In mathematics, an initial value problem is a key concept when dealing with differential equations. It involves finding a function that satisfies a differential equation and an initial condition. Let's break it down: - A **differential equation** is an equation that involves a function and its derivatives. - The **initial condition** provides a specific value of the function at a certain point. For example, in our exercise, it is given that at time \( t_0 = 0 \), \( x(0) = 1 \) and \( y(0) = 0 \). This information helps establish the starting point of the solution.The initial value problem essentialy sets the stage for solving differential equations numerically. It allows us to proceed with methods like the Adams-Moulton method to approximate the solution, especially when finding an exact solution is difficult or impossible.In practical terms, initial value problems are crucial in modeling real-world scenarios where conditions at a single starting time dictate the behavior of a system over time.

Predictor-Corrector Method

The predictor-corrector method is a powerful technique used for solving initial value problems for ordinary differential equations. It consists of two main phases:- **Predictor Phase:** This phase first predicts the value of the solution at a new point. In our problem, we use the Adams-Moulton predictor formula to estimate these initial predictions.

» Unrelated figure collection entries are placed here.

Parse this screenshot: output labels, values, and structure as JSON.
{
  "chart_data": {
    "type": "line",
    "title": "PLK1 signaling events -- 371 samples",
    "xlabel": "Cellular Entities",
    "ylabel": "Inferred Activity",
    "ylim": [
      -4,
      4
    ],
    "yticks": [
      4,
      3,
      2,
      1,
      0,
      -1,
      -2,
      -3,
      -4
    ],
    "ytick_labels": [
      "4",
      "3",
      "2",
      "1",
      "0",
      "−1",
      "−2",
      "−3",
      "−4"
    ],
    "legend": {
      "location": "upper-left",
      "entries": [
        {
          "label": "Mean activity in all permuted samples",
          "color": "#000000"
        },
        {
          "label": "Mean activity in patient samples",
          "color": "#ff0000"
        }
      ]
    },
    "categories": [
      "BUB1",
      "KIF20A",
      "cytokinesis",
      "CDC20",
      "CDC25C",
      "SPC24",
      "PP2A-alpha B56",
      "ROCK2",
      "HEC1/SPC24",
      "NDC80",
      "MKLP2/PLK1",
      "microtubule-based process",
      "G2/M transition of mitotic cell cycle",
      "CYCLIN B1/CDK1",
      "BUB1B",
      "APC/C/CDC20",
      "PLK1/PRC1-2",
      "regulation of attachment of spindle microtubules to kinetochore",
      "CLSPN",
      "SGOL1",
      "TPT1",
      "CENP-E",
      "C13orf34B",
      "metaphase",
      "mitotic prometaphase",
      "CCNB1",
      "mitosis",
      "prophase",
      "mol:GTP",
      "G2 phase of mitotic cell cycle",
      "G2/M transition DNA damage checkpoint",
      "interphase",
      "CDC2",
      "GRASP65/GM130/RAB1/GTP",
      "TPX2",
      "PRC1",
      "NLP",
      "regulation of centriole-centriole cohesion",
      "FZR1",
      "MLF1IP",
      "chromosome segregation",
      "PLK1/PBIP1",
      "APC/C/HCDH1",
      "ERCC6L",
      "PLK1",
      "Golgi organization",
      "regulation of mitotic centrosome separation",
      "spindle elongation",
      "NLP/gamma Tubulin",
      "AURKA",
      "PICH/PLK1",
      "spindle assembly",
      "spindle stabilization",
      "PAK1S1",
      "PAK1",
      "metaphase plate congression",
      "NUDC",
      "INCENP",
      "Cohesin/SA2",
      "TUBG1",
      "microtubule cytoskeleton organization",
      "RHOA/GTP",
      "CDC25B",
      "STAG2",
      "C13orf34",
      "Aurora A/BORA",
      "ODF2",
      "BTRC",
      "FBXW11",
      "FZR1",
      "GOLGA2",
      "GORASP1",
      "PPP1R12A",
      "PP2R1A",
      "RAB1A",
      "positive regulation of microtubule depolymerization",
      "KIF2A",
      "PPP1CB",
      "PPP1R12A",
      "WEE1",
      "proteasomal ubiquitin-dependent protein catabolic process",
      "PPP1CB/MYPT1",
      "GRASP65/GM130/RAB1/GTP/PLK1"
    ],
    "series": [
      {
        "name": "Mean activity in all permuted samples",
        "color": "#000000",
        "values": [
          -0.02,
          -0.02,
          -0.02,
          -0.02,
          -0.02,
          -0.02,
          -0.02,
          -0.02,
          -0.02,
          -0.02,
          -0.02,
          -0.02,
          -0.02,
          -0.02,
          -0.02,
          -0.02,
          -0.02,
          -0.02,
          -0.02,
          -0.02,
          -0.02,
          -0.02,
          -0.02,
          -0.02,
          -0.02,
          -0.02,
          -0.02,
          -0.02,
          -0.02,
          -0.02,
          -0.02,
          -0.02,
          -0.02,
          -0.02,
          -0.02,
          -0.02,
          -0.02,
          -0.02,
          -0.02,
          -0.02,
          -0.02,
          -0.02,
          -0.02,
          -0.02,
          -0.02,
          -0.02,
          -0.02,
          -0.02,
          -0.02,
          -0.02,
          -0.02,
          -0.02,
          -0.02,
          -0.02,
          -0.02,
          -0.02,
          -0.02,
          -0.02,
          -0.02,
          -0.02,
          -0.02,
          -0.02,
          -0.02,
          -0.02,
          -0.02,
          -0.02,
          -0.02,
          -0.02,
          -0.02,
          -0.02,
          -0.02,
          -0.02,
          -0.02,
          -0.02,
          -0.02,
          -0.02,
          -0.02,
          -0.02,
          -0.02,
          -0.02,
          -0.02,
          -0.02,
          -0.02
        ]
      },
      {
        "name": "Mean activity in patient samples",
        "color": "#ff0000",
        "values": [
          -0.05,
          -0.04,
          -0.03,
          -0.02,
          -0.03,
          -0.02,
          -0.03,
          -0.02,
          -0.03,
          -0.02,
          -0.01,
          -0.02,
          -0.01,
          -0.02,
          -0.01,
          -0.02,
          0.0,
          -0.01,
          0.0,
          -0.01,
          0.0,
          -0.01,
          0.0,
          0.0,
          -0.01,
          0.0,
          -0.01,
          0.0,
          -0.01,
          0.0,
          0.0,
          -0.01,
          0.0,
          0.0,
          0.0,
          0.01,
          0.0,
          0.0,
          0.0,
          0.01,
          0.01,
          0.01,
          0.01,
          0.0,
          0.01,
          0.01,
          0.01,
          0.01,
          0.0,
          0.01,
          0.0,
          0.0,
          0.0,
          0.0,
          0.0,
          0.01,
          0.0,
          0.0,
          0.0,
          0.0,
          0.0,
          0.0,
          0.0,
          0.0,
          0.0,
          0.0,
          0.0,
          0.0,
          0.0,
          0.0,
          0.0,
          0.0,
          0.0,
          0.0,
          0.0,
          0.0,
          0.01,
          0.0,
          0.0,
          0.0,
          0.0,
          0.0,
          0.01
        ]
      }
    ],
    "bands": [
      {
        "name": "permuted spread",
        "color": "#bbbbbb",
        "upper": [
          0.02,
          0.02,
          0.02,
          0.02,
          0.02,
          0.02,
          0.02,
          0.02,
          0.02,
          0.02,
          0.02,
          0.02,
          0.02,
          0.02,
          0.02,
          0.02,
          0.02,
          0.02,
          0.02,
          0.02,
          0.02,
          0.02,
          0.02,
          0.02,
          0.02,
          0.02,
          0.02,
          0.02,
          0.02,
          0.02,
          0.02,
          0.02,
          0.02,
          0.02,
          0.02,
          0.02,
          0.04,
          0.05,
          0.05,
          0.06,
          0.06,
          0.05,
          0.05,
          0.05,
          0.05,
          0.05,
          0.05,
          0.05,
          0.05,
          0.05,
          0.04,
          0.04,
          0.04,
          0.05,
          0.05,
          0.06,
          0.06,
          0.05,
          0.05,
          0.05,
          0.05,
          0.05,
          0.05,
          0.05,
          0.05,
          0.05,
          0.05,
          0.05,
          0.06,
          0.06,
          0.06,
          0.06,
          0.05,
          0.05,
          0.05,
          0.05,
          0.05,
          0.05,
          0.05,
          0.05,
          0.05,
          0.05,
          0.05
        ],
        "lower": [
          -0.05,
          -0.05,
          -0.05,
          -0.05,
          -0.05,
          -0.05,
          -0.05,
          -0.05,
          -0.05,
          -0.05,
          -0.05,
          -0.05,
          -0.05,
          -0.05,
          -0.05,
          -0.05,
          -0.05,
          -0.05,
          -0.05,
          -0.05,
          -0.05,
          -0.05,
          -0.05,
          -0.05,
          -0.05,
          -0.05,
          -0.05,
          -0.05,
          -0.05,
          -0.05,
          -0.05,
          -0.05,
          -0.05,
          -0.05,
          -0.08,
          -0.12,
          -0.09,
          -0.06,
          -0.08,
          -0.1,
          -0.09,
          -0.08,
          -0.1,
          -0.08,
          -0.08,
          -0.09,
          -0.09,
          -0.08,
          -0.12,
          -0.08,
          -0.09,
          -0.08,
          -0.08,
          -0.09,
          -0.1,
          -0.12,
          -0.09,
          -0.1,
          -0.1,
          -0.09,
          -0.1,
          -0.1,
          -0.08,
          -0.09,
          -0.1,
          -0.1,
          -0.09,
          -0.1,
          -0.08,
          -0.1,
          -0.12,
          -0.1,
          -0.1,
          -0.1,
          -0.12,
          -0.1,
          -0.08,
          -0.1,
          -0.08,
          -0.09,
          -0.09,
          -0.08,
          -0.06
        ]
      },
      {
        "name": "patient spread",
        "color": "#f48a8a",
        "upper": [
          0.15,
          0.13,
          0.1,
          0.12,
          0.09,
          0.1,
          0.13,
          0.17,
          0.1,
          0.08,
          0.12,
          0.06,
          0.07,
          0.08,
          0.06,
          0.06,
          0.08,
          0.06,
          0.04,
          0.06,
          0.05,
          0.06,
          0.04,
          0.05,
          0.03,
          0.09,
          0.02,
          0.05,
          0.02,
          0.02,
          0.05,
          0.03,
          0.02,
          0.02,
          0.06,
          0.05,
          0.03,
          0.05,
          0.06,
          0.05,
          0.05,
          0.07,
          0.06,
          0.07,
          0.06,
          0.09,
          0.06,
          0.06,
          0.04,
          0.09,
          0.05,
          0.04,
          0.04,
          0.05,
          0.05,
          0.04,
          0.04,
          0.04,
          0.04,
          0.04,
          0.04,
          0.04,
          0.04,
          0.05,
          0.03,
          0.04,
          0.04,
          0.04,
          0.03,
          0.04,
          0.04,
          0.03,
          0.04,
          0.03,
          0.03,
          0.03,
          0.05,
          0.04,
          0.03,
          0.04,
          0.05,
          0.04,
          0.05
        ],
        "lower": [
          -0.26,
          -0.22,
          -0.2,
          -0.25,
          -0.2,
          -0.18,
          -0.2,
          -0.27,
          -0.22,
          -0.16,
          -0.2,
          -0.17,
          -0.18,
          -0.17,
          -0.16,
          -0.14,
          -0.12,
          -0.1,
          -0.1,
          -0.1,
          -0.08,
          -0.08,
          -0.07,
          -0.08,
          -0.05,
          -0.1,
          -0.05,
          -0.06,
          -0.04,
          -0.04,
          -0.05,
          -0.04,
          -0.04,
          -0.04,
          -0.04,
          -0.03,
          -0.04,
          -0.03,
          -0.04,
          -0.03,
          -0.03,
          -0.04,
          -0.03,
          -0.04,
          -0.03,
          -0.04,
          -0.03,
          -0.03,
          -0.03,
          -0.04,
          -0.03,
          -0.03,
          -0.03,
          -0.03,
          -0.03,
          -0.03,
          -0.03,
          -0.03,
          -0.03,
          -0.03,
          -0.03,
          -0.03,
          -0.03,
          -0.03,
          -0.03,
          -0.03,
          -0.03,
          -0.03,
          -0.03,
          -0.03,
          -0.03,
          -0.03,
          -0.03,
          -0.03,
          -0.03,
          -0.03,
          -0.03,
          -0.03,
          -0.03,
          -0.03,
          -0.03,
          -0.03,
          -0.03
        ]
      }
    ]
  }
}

For example, with values like \( x_4 \) and \( y_4 \), this phase gives a rough estimate of the solution.- **Corrector Phase:** Here, the initial prediction is refined to improve accuracy. The Adams-Moulton corrector formula then adjusts the predicted values, often leading to a much more accurate solution.
This two-step process serves a crucial purpose: providing a balance between computational efficiency and accuracy. By predicting first and then correcting, the method effectively handles errors that may occur due to approximations. Additionally, the use of known and computed past values further strengthens the reliability of the results. This way, predictor-corrector methods are essential in providing approximate solutions where exact ones are hard to compute.

Numerical Solution of Differential Equations

When it comes to solving differential equations, especially complex or non-linear ones, purely analytical methods may fall short. This is where numerical methods come into play. These methods use discrete approximations to find solutions to differential equations. Numerical solutions are:

• **Approximate:** Unlike exact solutions, they provide an estimate of the solution.
• **Iterative:** They typically involve iterative processes that successively refine the solution until a satisfactory approximation is reached.
• **Computationally Efficient:** They leverage computational power to handle complex computations that would be impractical to solve by hand.

The numerical approach is indispensable in the real world. Many physical, chemical, and biological processes are modeled using differential equations which cannot be solved exactly. Methods like the Adams-Moulton procedure enable us to tackle these by providing powerful tools that convert complex equations into manageable computations. This ultimately enables practical decision-making based on mathematical models.